Un total de 1.400.000 de alumnos, que representa el 38% del total del país, comenzará el ciclo lectivo el lunes próximo en las escuelas secundarias bonaerenses con cambios sustanciales en los diseños curriculares, estructura de las asignaturas e inasistencias, entre otros aspectos.
Cambios en el secundario bonaerense para 1,4 millones de alumnos
Las modificaciones se realizarán en el marco de las reformas diseñadas por el Ministerio de Educación de la Nación en más de 3.700 escuelas de todo el país, aunque en la Provincia de Buenos Aires las modificaciones abarcarán todos los establecimientos de enseñanza media, tanto públicos como privados.
Entre los cambios que se verán a partir del lunes figuran la reducción de los permisos de inasistencia de 28 a 20 días para todo el año y en caso de enfermedad se le presentarán dos opciones: trabajo personalizado o un servicio hospitalario-domiciliario.
Además habrá tres días de inasistencias justificadas en caso de paternidad y en caso de perder la condición de alumno regular, los chicos deberán ir de todas maneras a clases.
Las materias se aprobarán con un 7 de promedio anual pero no se podrá tener aplazos en el último trimestre y se continuará el régimen vigente de dos materias previas como máximo para promocionar.
También se mantendrá la vigencia de las pruebas integradoras finales, que podrán abarcar de una a seis materias a medida que transcurran los años.
El director de Educación y Cultura bonaerense, Mario Oporto, manifestó que se incorporaron el año pasado 42.510 alumnos al colegio secundario y que la tendencia “es seguir con ese nivel de crecimiento, por lo que es importante que se mantenga el financiamiento educativo para poder sostenerlo”.
En este aspecto, destacó que con la asignación universal por hijo implementada por el Gobierno nacional se estima que habrá entre 50 y 60 mil alumnos más en la escuela secundaria, “por lo que debemos poner especial atención a que estos chicos no fracasen en sus estudios y vuelvan a irse de la escuela”.
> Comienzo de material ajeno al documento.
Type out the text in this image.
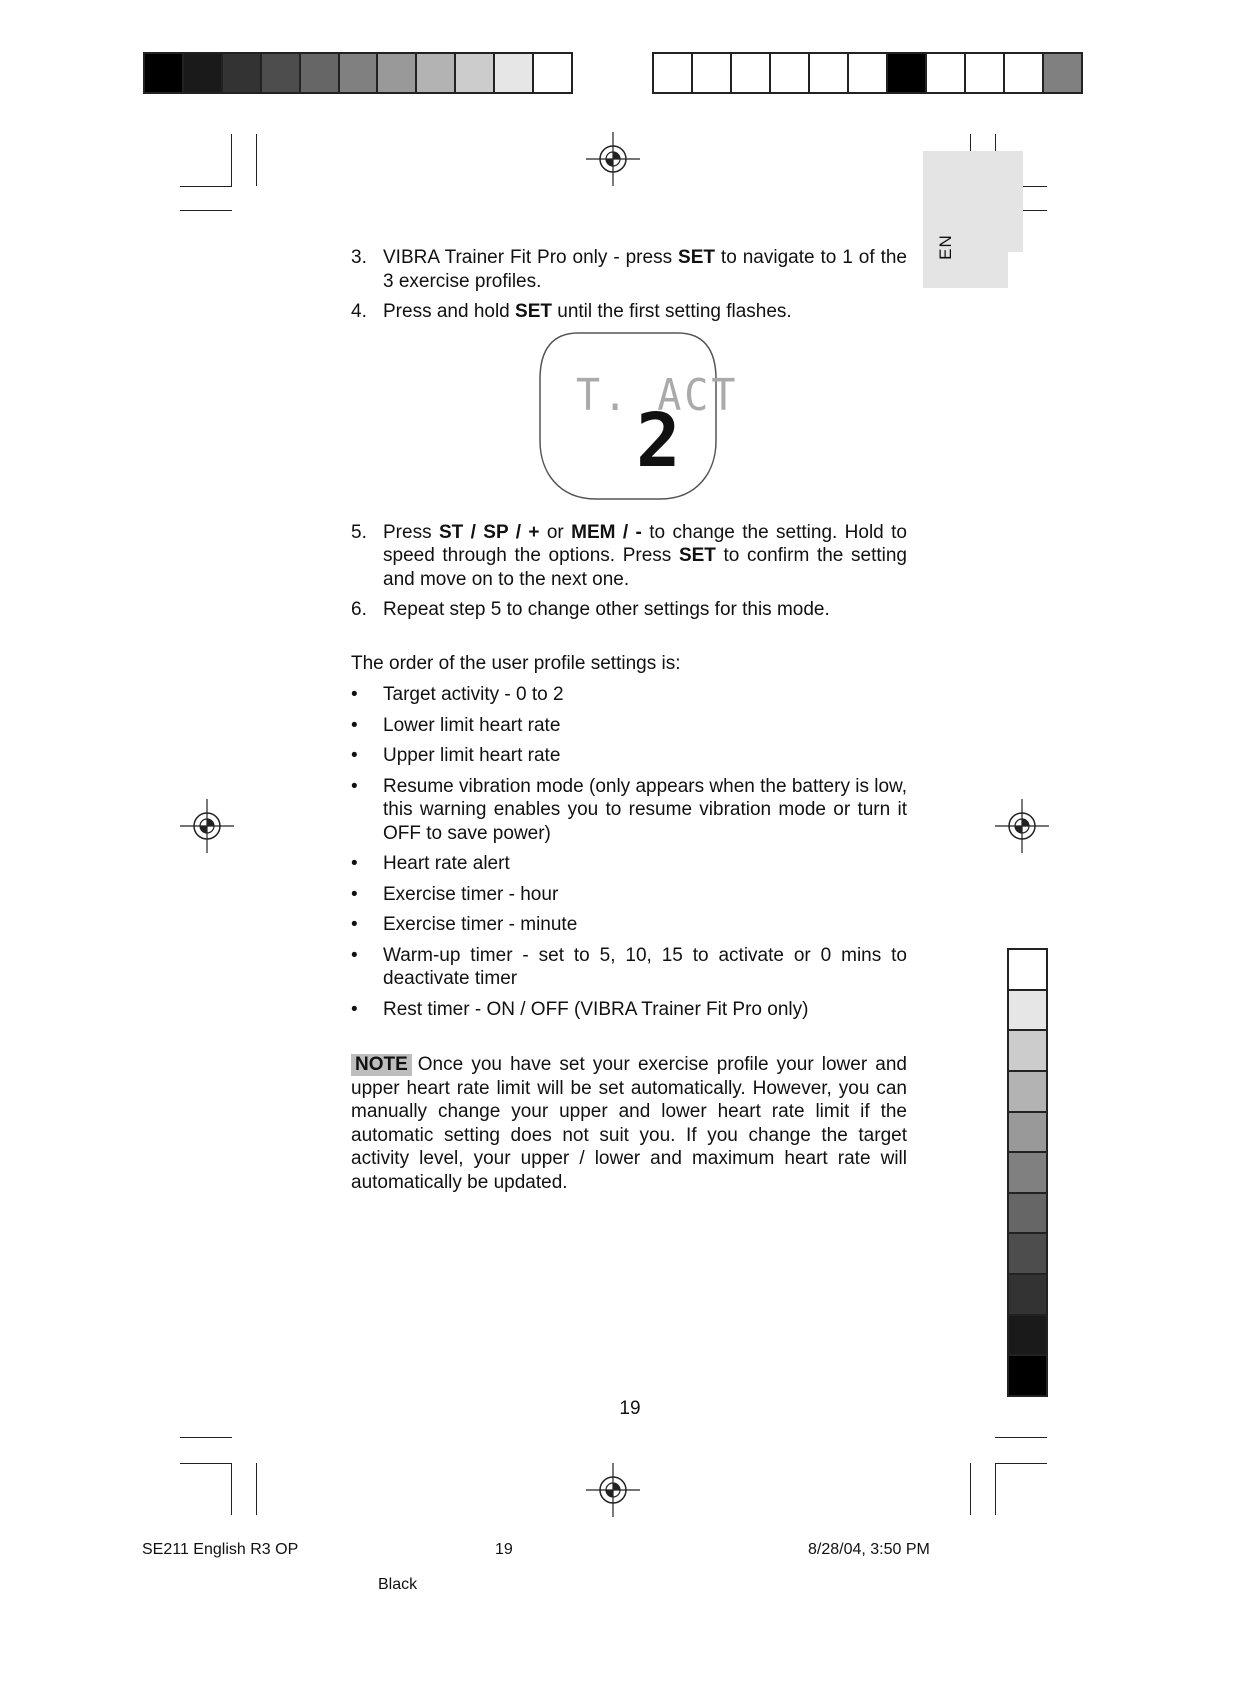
EN
3. VIBRA Trainer Fit Pro only - press SET to navigate to 1 of the 3 exercise profiles.
4. Press and hold SET until the first setting flashes.
T. ACT
2
5. Press ST / SP / + or MEM / - to change the setting. Hold to speed through the options. Press SET to confirm the setting and move on to the next one.
6. Repeat step 5 to change other settings for this mode.
The order of the user profile settings is:
•	Target activity - 0 to 2
•	Lower limit heart rate
•	Upper limit heart rate
•	Resume vibration mode (only appears when the battery is low, this warning enables you to resume vibration mode or turn it OFF to save power)
•	Heart rate alert
•	Exercise timer - hour
•	Exercise timer - minute
•	Warm-up timer - set to 5, 10, 15 to activate or 0 mins to deactivate timer
•	Rest timer - ON / OFF (VIBRA Trainer Fit Pro only)
NOTE Once you have set your exercise profile your lower and upper heart rate limit will be set automatically. However, you can manually change your upper and lower heart rate limit if the automatic setting does not suit you. If you change the target activity level, your upper / lower and maximum heart rate will automatically be updated.
19
SE211 English R3 OP	19	8/28/04, 3:50 PM
Black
“Por eso -dijo Oporto- la asignación universal representa un desafío enorme para los que estamos al frente de las políticas educativas, ya que sabemos que en la transición entre el tercer y cuarto año del secundario y en los dos últimos años del ciclo es donde se concentran los más altos índices de deserción”.
El funcionario dijo que si se implementan medidas para retener a los chicos “tenemos que contemplar el crecimiento de la matrícula de cuarto y quinto año para el 2011, mientras que también habrá retornos de mayores de 16 años, para los cuales debemos implementar estrategias específicas para adolescentes”.
El cambio más importante será para los alumnos que cursan cuarto año, cuando deberán optar por un abanico de siete orientaciones en el caso de que sigan la secundaria común.